From Matterhorn to Queenstown, he knows climbing pleasure and pain.
In 25 action-packed years as a climbing guide, Queenstowner Chris Prudden has rubbed shoulders with everyone from movie stars to a prime minister – but as a longstanding member of the Alpine Cliff Rescue team, he’s also come face-to-face with serious injury and death.
When not at his regular job as a surveyor, Prudden leads parties of climbers high into the mountains surrounding the resort for a bird’s eye view of the Wakatipu and beyond.
He’s also on call 24/7 to assist local emergency services if something goes wrong.
“Fortunately I’ve never had an accident happen in all of my time guiding professionally,” Prudden says.
“But I’ve had a few on recreational climbs and somehow escaped virtually unscathed.
“I’ve seen people die who have fallen less distances than me and I’ve had to go and pick them up, which is not a pleasant experience.
“But just about every time something serious goes wrong up in the mountains, it’s because of people making a mistake.”
Before shifting to Queenstown in 2002, Prudden ran his own guiding company at Mount Taranaki in the North Island for 20 years.
He climbed the 2518-metre peak about 1300 times and “knew just about every rock”.
There he was involved in a number of search and rescue missions – not all of which ended happily.

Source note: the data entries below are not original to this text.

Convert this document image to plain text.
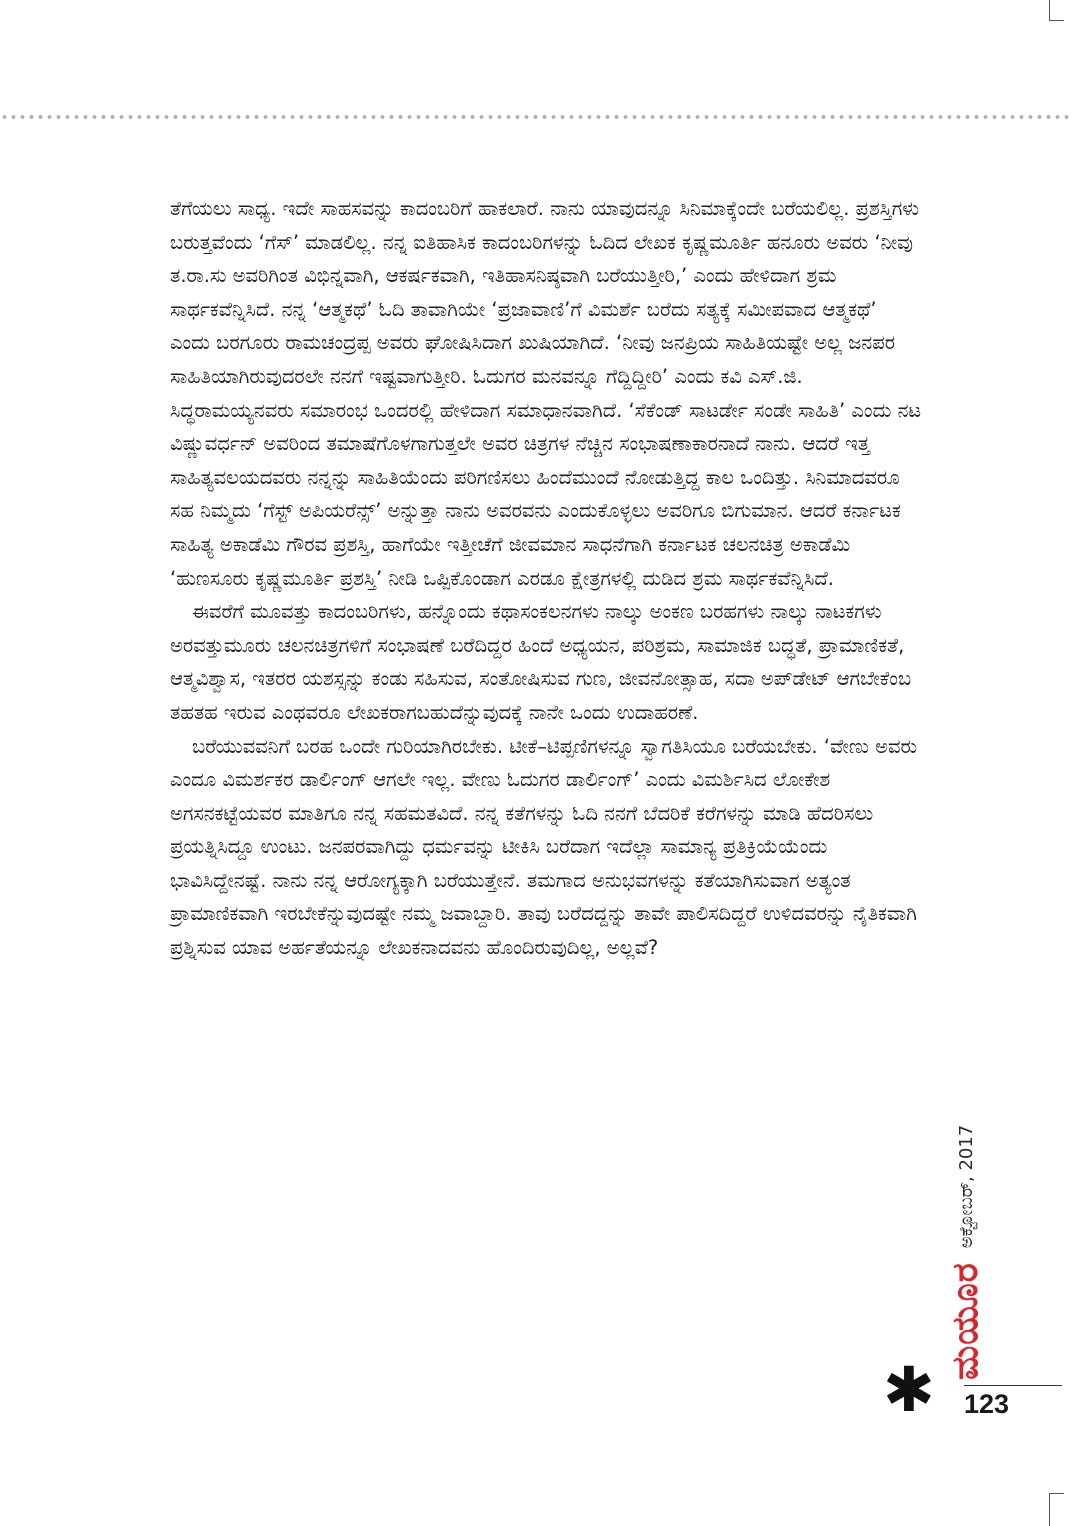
ತೆಗೆಯಲು ಸಾಧ್ಯ. ಇದೇ ಸಾಹಸವನ್ನು ಕಾದಂಬರಿಗೆ ಹಾಕಲಾರೆ. ನಾನು ಯಾವುದನ್ನೂ ಸಿನಿಮಾಕ್ಕೆಂದೇ ಬರೆಯಲಿಲ್ಲ. ಪ್ರಶಸ್ತಿಗಳು ಬರುತ್ತವೆಂದು ‘ಗೆಸ್’ ಮಾಡಲಿಲ್ಲ. ನನ್ನ ಐತಿಹಾಸಿಕ ಕಾದಂಬರಿಗಳನ್ನು ಓದಿದ ಲೇಖಕ ಕೃಷ್ಣಮೂರ್ತಿ ಹನೂರು ಅವರು ‘ನೀವು ತ.ರಾ.ಸು ಅವರಿಗಿಂತ ವಿಭಿನ್ನವಾಗಿ, ಆಕರ್ಷಕವಾಗಿ, ಇತಿಹಾಸನಿಷ್ಠವಾಗಿ ಬರೆಯುತ್ತೀರಿ,’ ಎಂದು ಹೇಳಿದಾಗ ಶ್ರಮ ಸಾರ್ಥಕವೆನ್ನಿಸಿದೆ. ನನ್ನ ‘ಆತ್ಮಕಥೆ’ ಓದಿ ತಾವಾಗಿಯೇ ‘ಪ್ರಜಾವಾಣಿ’ಗೆ ವಿಮರ್ಶೆ ಬರೆದು ಸತ್ಯಕ್ಕೆ ಸಮೀಪವಾದ ಆತ್ಮಕಥೆ’ ಎಂದು ಬರಗೂರು ರಾಮಚಂದ್ರಪ್ಪ ಅವರು ಘೋಷಿಸಿದಾಗ ಖುಷಿಯಾಗಿದೆ. ‘ನೀವು ಜನಪ್ರಿಯ ಸಾಹಿತಿಯಷ್ಟೇ ಅಲ್ಲ ಜನಪರ ಸಾಹಿತಿಯಾಗಿರುವುದರಲೇ ನನಗೆ ಇಷ್ಟವಾಗುತ್ತೀರಿ. ಓದುಗರ ಮನವನ್ನೂ ಗೆದ್ದಿದ್ದೀರಿ’ ಎಂದು ಕವಿ ಎಸ್.ಜಿ. ಸಿದ್ಧರಾಮಯ್ಯನವರು ಸಮಾರಂಭ ಒಂದರಲ್ಲಿ ಹೇಳಿದಾಗ ಸಮಾಧಾನವಾಗಿದೆ. ‘ಸೆಕೆಂಡ್ ಸಾಟರ್ಡೇ ಸಂಡೇ ಸಾಹಿತಿ’ ಎಂದು ನಟ ವಿಷ್ಣುವರ್ಧನ್ ಅವರಿಂದ ತಮಾಷೆಗೊಳಗಾಗುತ್ತಲೇ ಅವರ ಚಿತ್ರಗಳ ನೆಚ್ಚಿನ ಸಂಭಾಷಣಾಕಾರನಾದೆ ನಾನು. ಆದರೆ ಇತ್ತ ಸಾಹಿತ್ಯವಲಯದವರು ನನ್ನನ್ನು ಸಾಹಿತಿಯೆಂದು ಪರಿಗಣಿಸಲು ಹಿಂದೆಮುಂದೆ ನೋಡುತ್ತಿದ್ದ ಕಾಲ ಒಂದಿತ್ತು. ಸಿನಿಮಾದವರೂ ಸಹ ನಿಮ್ಮದು ‘ಗೆಸ್ಟ್ ಅಪಿಯರೆನ್ಸ್’ ಅನ್ನುತ್ತಾ ನಾನು ಅವರವನು ಎಂದುಕೊಳ್ಳಲು ಅವರಿಗೂ ಬಿಗುಮಾನ. ಆದರೆ ಕರ್ನಾಟಕ ಸಾಹಿತ್ಯ ಅಕಾಡೆಮಿ ಗೌರವ ಪ್ರಶಸ್ತಿ, ಹಾಗೆಯೇ ಇತ್ತೀಚೆಗೆ ಜೀವಮಾನ ಸಾಧನೆಗಾಗಿ ಕರ್ನಾಟಕ ಚಲನಚಿತ್ರ ಅಕಾಡೆಮಿ ‘ಹುಣಸೂರು ಕೃಷ್ಣಮೂರ್ತಿ ಪ್ರಶಸ್ತಿ’ ನೀಡಿ ಒಪ್ಪಿಕೊಂಡಾಗ ಎರಡೂ ಕ್ಷೇತ್ರಗಳಲ್ಲಿ ದುಡಿದ ಶ್ರಮ ಸಾರ್ಥಕವೆನ್ನಿಸಿದೆ.

ಈವರೆಗೆ ಮೂವತ್ತು ಕಾದಂಬರಿಗಳು, ಹನ್ನೊಂದು ಕಥಾಸಂಕಲನಗಳು ನಾಲ್ಕು ಅಂಕಣ ಬರಹಗಳು ನಾಲ್ಕು ನಾಟಕಗಳು ಅರವತ್ತುಮೂರು ಚಲನಚಿತ್ರಗಳಿಗೆ ಸಂಭಾಷಣೆ ಬರೆದಿದ್ದರ ಹಿಂದೆ ಅಧ್ಯಯನ, ಪರಿಶ್ರಮ, ಸಾಮಾಜಿಕ ಬದ್ಧತೆ, ಪ್ರಾಮಾಣಿಕತೆ, ಆತ್ಮವಿಶ್ವಾಸ, ಇತರರ ಯಶಸ್ಸನ್ನು ಕಂಡು ಸಹಿಸುವ, ಸಂತೋಷಿಸುವ ಗುಣ, ಜೀವನೋತ್ಸಾಹ, ಸದಾ ಅಪ್‌ಡೇಟ್ ಆಗಬೇಕೆಂಬ ತಹತಹ ಇರುವ ಎಂಥವರೂ ಲೇಖಕರಾಗಬಹುದೆನ್ನುವುದಕ್ಕೆ ನಾನೇ ಒಂದು ಉದಾಹರಣೆ.

ಬರೆಯುವವನಿಗೆ ಬರಹ ಒಂದೇ ಗುರಿಯಾಗಿರಬೇಕು. ಟೀಕೆ–ಟಿಪ್ಪಣಿಗಳನ್ನೂ ಸ್ವಾಗತಿಸಿಯೂ ಬರೆಯಬೇಕು. ‘ವೇಣು ಅವರು ಎಂದೂ ವಿಮರ್ಶಕರ ಡಾರ್ಲಿಂಗ್ ಆಗಲೇ ಇಲ್ಲ. ವೇಣು ಓದುಗರ ಡಾರ್ಲಿಂಗ್’ ಎಂದು ವಿಮರ್ಶಿಸಿದ ಲೋಕೇಶ ಅಗಸನಕಟ್ಟೆಯವರ ಮಾತಿಗೂ ನನ್ನ ಸಹಮತವಿದೆ. ನನ್ನ ಕತೆಗಳನ್ನು ಓದಿ ನನಗೆ ಬೆದರಿಕೆ ಕರೆಗಳನ್ನು ಮಾಡಿ ಹೆದರಿಸಲು ಪ್ರಯತ್ನಿಸಿದ್ದೂ ಉಂಟು. ಜನಪರವಾಗಿದ್ದು ಧರ್ಮವನ್ನು ಟೀಕಿಸಿ ಬರೆದಾಗ ಇದೆಲ್ಲಾ ಸಾಮಾನ್ಯ ಪ್ರತಿಕ್ರಿಯೆಯೆಂದು ಭಾವಿಸಿದ್ದೇನಷ್ಟೆ. ನಾನು ನನ್ನ ಆರೋಗ್ಯಕ್ಕಾಗಿ ಬರೆಯುತ್ತೇನೆ. ತಮಗಾದ ಅನುಭವಗಳನ್ನು ಕತೆಯಾಗಿಸುವಾಗ ಅತ್ಯಂತ ಪ್ರಾಮಾಣಿಕವಾಗಿ ಇರಬೇಕೆನ್ನುವುದಷ್ಟೇ ನಮ್ಮ ಜವಾಬ್ದಾರಿ. ತಾವು ಬರೆದದ್ದನ್ನು ತಾವೇ ಪಾಲಿಸದಿದ್ದರೆ ಉಳಿದವರನ್ನು ನೈತಿಕವಾಗಿ ಪ್ರಶ್ನಿಸುವ ಯಾವ ಅರ್ಹತೆಯನ್ನೂ ಲೇಖಕನಾದವನು ಹೊಂದಿರುವುದಿಲ್ಲ, ಅಲ್ಲವೆ?

ಮಯೂರ
ಅಕ್ಟೋಬರ್, 2017
✱ 123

“Quite often, when we went looking for people, we weren’t expecting to find them alive but when you do, and get them down safely, it’s some buzz.”
By comparison, during six years with Queenstown’s alpine team, Prudden, 52, insists callouts have been minimal.
“That’s quite surprising, considering the nature of the environment in the Wakatipu,” he says. “But it’s probably because most people who climb or tramp here tend to be that bit more experienced than in other parts of the country.”
However, the mountain man says the 20-strong local rescue team could do with a few more battle-hardened volunteers, especially in the event of a full-scale emergency.
“Because we live in an alpine environment, we have a whole bunch of scenarios that could happen and that would require the right alpine rescue people,” he explains.
“There’s the possibility of buses going off cliffs or roads and access would be a huge problem.
“There’s also the possibility of a plane crashing into a mountainside or into the lake, which would be another huge search and rescue task.
“In situations like that, you’d need people who are properly trained. You can’t just get anyone to help out or you increase your safety risks again.”
Six years ago, Prudden’s part-time job with Climbing Queenstown led him to showing then-PM Helen Clark the ropes when she opened the Via Ferrata outdoor rock climbing facility off Gorge Road – and Clark had a go herself.
He’s also been called in as safety advisor on movies like the prehistoric epic 10,000 BC, shot at the Snow Farm in Cardrona in 2006.
“It was bizarre because you had all these people running around in the snow dressed in animal skins and they also brought in animal remains to scatter around the place as props.”
Prudden cut his teeth as a guide in Europe and has climbed world-famous peaks such as the Matterhorn in Switzerland.
There, he says, he learned that mountaineering should be “fun rather than a drama”.
“There’s an attitude in New Zealand that you aren’t successful unless you’ve climbed a peak or climbed the route,” he adds. “It’s summit or bust.
“But the real success is getting there and enjoying yourself, no matter what – then wanting to go back again.”